On the drive back to Ishinomaki, I remark to Jonathan that while in the US we have heavy concrete "k-rails" to protect the road workers, here there are just plastic supports with horizontal metal poles--no protection from an out-of-control vehicle.
But I guess it's the visual warning they're going for.

Each section in the rice fields seems to have its own egret. We're treated to the sight of white wings spread wide before touchdown. (Couldn't get the shot from the moving car, so borrowed one from stock pictures.)
Jonathan tells about how his father-in-law, a non-believing newspaper executive, was down from Hokkaido for Easter, heard the speaker and wasn't impressed. But he said this, these volunteers who keep coming and all the donations, this story needs to be told. He said the foreign workers, especially Christians, have almost no exposure in the Japanese media. So Jonathan tells him, well, do something about it. Jonathan tells me over 1000 volunteers, and through BeOne, Helping Hands, and the White's Ferry Road church, over 2 million dollars, have passed just through this one small ministry in one small area. And multiply that by all the other aid missions.

The Let's Start Talking get acquainted coffee at the guest house is just breaking up and neighbors are talking and milling around outside; there were about 20 guests. Someone's sitting in the window just enjoying the beautiful afternoon.

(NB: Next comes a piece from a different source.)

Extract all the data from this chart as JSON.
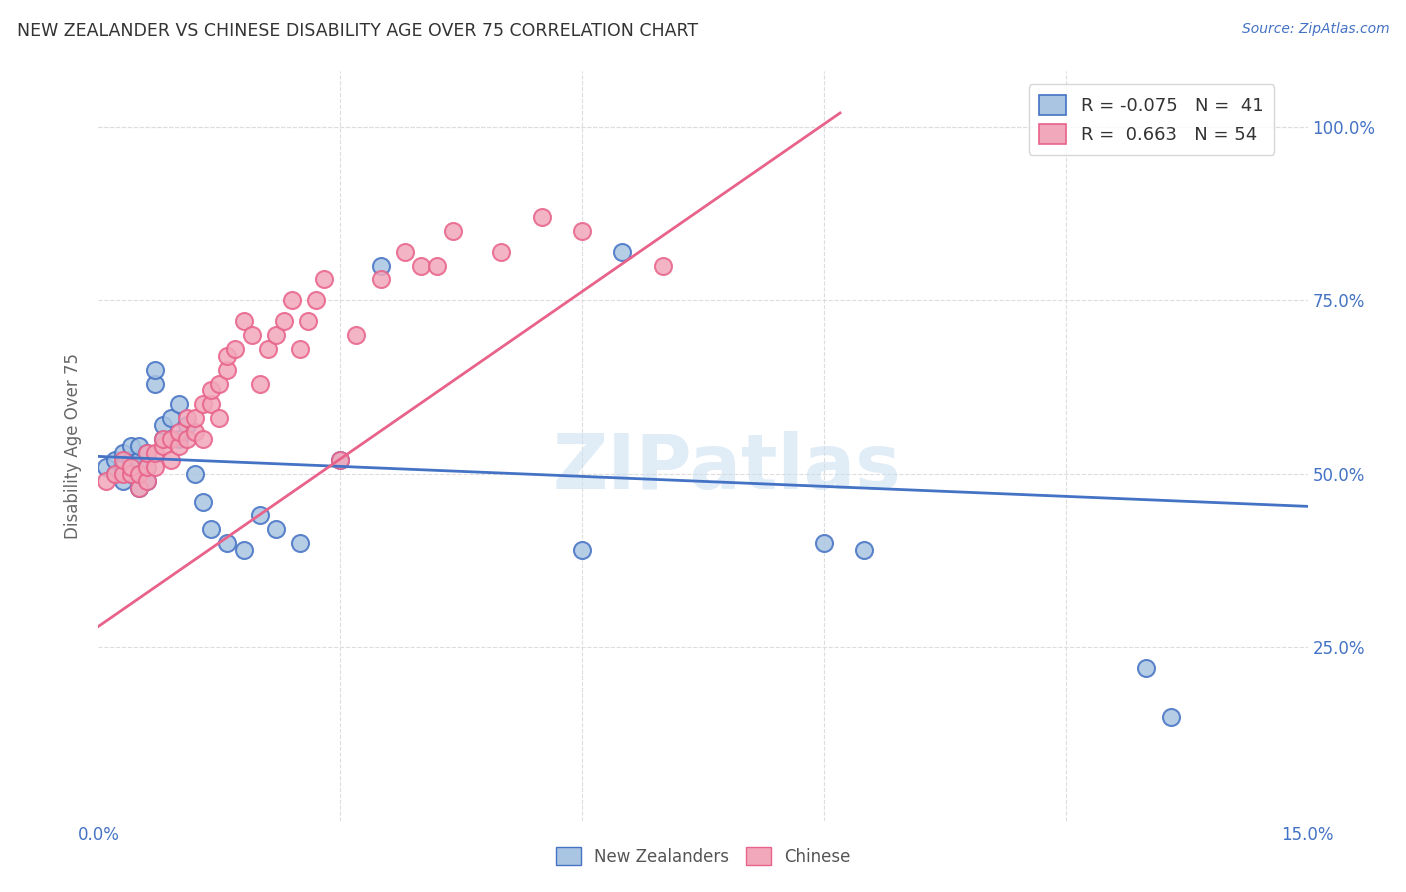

I say hi to the obaasan across the street and I thinks she's telling me that she has never left Japan so I ask Chad to translate and he says actually she's been to 6 countries including Paris, but doesn't travel that far anymore because her daughter worries, so now she just visits all the famous hot springs/onsen(s) all over Japan.

Mike and Kioshi invite the LST teachers and me and an adult student named ueshima-san to the mall for dinner and when we get there,
they're having way too much fun making bad jokes and on the way home we're holding our breath through the tunnels.